N’y a-t-il pas de chances pour
éviter une guerre civile au bord de laquelle se trouvent les Palestiniens ? Selon
Moustapha Al-Barghouti, secrétaire général de l’initiative nationale
palestinienne, ce qui se passe actuellement en Palestine ne profite qu’à
Israël, et ne fait qu’anéantir tous les efforts de dialogue national. « Il faut
retourner à la table de négociations pour arrêter le bain de sang. Les
responsables malheureusement se sont engagés dans une lutte sur le pouvoir,
alors qu’on n’a même pas un Etat proprement dit, notre Etat est sous
l’occupation. Ceci dit, il faut essayer autant que possible de former un
gouvernement d’union nationale même si ce dernier ne doit survivre que quelques
mois avant l’organisation des élections », a-t-il assuré.
Même opinion du politologue
palestinien Talal Okal qui voit que la situation actuelle va laminer le Fatah
autant que le Hamas et que les deux doivent procéder à des concessions.

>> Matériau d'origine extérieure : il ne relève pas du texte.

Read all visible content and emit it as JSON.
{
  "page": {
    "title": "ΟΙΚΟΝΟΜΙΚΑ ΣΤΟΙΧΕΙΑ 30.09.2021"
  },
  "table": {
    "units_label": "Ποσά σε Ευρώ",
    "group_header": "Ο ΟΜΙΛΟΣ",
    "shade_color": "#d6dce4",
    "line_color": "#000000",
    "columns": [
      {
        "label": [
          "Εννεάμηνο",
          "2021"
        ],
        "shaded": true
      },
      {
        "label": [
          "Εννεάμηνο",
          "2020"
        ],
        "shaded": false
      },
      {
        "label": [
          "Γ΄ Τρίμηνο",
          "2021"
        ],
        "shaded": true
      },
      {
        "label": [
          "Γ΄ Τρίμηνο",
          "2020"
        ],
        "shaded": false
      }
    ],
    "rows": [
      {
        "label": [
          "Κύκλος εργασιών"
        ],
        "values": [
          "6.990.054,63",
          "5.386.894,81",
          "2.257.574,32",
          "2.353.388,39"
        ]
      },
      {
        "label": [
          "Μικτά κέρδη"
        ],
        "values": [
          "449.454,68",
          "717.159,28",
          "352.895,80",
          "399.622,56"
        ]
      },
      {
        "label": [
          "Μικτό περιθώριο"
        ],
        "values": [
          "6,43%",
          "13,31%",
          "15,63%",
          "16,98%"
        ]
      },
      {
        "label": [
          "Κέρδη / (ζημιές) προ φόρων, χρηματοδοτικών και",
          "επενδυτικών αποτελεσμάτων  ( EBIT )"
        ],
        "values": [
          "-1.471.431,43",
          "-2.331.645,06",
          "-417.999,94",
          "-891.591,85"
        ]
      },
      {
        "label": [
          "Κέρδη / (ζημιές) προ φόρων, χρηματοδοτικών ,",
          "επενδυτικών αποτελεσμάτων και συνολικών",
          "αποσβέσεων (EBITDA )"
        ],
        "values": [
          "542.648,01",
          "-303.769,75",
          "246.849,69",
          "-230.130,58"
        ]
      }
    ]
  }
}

Pour le politologue égyptien
Saïd Okacha, la seule solution réside dans la tenue d’élections anticipées. «
C’est le Hamas qui a semé le trouble dans les territoires palestiniens à cause
de sa politique dogmatique inflexible et c’est à lui de résoudre ce problème. Personnellement,
je crois que la résistance islamique va opter en fin de compte pour
l’acceptation d’élections, et y participera même. Selon les sondages, ni le
Fatah ni le Hamas n’auront la majorité des sièges, ils vont les partager. C’est
la seule voie possible à cette crise », conclut-il.